La huelga de John Deere fue impuesta por los trabajadores que mayoritariamente rechazaron el acuerdo que había suscripto la burocracia del sindicato automotriz (UAW) con la patronal, y que hasta último momento trató de evitar el conflicto. Esta burocracia no solo está desprestigiada por haber entregado huelgas como las de General Motors y ser cómplice de los nuevos contratos flexibles, sino también porque 10 de sus máximos funcionarios, entre los que se encuentran dos presidentes, fueron condenados a prisión por un escándalo de corrupción con fondos del sindicato, en el que también estuvieron involucrados altos ejecutivos de Fiat Chrysler. Esta revuelta contra la burocracia también alcanza a los Teamsters contra la dirección burocrática de James Hoffa.
La burocracia de la AFL-CIO es uno de los principales componentes de la coalición electoral que llevó al gobierno a Joe Biden, recuperando para el partido demócrata los votos de sectores atrasados y más postergados de trabajadores que en 2016 habían votado por Donald Trump, seducidos por su demagogia proteccionista. Como otros demócratas que ocuparon la Casa Blanca, Biden ha prometido promover la llamada Protecting the Right to Organize Act (PRO Act), una ley que facilitaría la organización sindical, una promesa con poco costo para el partido demócrata, que sabe que una ley así no pasará mientras haya republicanos (y demócratas “moderados”) en el senado. Pero además, ni siquiera implica poner en cuestión todo el andamiaje de leyes antisindicales.
Más temprano que tarde, Biden mostró que más que un “tipo de los sindicatos” ha sido siempre un “tipo de las corporaciones”. Aseguró en una entrevista con la CNN que estaría dispuesto a recurrir a la Guardia Nacional para mover los contenedores de los puertos de la Costa Oeste. Y después de gozar de una “luna de miel” inusualmente extendida, las promesas de reformas se vuelven cada vez más esquivas. Y por una mezcla de factores, donde entran desde el retiro de las tropas de Afganistán hasta la inflación, su tasa de aprobación ha caído al 43%, apenas unos puntos por encima que la de Trump.

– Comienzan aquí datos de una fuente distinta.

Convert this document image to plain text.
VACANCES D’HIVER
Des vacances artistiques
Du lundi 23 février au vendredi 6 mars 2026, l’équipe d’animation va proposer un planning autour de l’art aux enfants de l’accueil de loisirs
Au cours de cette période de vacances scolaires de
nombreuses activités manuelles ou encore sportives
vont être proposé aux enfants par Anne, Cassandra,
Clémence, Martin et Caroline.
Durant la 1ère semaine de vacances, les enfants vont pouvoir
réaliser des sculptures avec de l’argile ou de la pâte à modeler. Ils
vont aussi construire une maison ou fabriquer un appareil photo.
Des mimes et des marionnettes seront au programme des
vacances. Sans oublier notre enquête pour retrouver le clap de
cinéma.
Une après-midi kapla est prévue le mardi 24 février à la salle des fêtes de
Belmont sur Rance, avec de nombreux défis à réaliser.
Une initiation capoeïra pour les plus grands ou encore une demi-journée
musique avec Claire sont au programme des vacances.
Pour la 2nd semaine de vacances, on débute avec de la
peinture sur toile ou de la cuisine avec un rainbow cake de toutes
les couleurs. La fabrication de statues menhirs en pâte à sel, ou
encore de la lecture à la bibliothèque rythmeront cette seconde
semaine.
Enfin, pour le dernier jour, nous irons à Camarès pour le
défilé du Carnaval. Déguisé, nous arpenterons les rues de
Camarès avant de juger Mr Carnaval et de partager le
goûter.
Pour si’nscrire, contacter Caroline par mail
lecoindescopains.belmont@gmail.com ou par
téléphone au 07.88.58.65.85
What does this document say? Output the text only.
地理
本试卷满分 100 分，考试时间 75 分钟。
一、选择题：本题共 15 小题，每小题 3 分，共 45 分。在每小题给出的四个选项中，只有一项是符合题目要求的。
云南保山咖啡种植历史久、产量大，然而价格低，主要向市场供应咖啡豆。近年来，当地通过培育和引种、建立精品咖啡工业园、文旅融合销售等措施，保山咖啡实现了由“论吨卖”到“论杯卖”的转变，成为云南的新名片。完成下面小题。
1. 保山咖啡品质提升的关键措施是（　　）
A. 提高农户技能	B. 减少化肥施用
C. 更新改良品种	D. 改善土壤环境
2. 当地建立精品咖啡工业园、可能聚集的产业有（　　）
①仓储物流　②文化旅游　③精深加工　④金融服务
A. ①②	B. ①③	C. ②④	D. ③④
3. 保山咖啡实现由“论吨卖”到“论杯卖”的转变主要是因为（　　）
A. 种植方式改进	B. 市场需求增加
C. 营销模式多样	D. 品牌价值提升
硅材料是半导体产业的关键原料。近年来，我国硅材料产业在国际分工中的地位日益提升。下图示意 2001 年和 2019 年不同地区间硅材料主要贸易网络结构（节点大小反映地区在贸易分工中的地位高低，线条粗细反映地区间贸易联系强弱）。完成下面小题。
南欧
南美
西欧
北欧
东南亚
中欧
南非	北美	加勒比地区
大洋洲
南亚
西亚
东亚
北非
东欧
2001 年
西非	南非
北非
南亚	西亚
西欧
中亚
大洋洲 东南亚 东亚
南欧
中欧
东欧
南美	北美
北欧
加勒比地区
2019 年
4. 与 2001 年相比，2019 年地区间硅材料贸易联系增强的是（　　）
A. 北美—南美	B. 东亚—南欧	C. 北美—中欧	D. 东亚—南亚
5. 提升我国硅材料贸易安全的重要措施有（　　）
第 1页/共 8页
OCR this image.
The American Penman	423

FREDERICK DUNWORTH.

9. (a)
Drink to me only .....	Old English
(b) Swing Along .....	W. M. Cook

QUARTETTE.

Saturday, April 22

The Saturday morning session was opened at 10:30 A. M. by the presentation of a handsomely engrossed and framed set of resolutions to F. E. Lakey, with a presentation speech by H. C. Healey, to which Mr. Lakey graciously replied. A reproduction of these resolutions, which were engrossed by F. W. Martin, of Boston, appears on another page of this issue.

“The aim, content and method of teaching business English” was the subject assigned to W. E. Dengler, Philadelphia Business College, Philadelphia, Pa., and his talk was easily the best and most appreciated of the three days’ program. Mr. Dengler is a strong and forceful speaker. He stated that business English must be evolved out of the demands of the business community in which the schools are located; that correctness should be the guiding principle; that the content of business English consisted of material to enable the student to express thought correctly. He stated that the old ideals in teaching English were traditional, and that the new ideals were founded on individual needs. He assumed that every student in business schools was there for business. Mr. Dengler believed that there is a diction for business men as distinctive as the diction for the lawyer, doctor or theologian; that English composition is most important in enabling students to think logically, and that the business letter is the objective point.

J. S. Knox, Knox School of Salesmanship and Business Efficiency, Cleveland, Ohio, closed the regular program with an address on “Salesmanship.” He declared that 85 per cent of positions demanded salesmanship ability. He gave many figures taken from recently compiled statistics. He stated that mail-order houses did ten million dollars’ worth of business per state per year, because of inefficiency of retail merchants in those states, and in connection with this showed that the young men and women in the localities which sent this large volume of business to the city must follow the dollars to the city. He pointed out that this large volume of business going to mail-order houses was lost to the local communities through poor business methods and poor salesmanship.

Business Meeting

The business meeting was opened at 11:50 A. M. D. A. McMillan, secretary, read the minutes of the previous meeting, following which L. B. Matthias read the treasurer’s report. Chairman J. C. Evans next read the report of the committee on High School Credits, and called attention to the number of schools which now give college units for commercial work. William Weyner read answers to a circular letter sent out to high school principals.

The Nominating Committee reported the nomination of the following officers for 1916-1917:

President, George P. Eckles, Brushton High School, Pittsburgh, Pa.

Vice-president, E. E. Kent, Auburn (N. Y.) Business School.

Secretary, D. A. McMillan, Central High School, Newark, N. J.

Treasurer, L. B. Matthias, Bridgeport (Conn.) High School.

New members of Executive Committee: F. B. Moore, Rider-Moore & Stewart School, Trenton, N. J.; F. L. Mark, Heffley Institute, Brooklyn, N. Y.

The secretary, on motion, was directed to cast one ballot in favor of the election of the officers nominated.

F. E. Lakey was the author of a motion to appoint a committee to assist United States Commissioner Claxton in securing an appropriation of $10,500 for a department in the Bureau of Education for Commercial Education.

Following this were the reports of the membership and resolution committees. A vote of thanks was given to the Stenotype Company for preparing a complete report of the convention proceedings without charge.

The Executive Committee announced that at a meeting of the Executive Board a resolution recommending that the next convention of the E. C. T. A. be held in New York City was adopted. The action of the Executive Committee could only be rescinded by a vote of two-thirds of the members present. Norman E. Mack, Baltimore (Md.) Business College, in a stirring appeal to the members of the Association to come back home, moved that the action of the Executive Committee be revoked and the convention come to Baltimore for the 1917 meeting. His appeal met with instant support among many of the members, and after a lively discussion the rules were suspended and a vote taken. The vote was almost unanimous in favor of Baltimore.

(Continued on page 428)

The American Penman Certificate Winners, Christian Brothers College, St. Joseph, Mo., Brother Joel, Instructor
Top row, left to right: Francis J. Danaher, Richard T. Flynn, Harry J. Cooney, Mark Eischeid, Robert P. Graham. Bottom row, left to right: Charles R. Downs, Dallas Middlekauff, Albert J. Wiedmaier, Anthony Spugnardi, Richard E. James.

La clase obrera norteamericana tiene una extensa tradición de combatividad sindical pero ha estado subordinada políticamente al partido demócrata, uno de los dos grandes partidos de la burguesía imperialista. En un clima de polarización, en el que persisten fenómenos de extrema derecha (Trump perdió las elecciones pero el trumpismo mantiene un núcleo duro) esta oleada de huelgas y militancia obrera, junto con experiencias previas como el Black Lives Matter, reactualiza las perspectivas de radicalización hacia izquierda. La estrategia fallida del Democratic Socialists of America que planteó “acumular” dentro del partido demócrata, ligado a la candidatura de Bernie Sanders y el ala “insurgente” de Alexandria Ocasio Cortez, y terminó cooptado por este partido, como muchos otros movimientos progresistas en la historia, hace concreta la necesidad de un tercer partido de la clase trabajadora y los sectores oprimidos, anticapitalista, antiimperialista y socialista, lo que en sí mismo sería un avance para los explotados de todo el mundo.
Fuente original: La Izquierda Diario.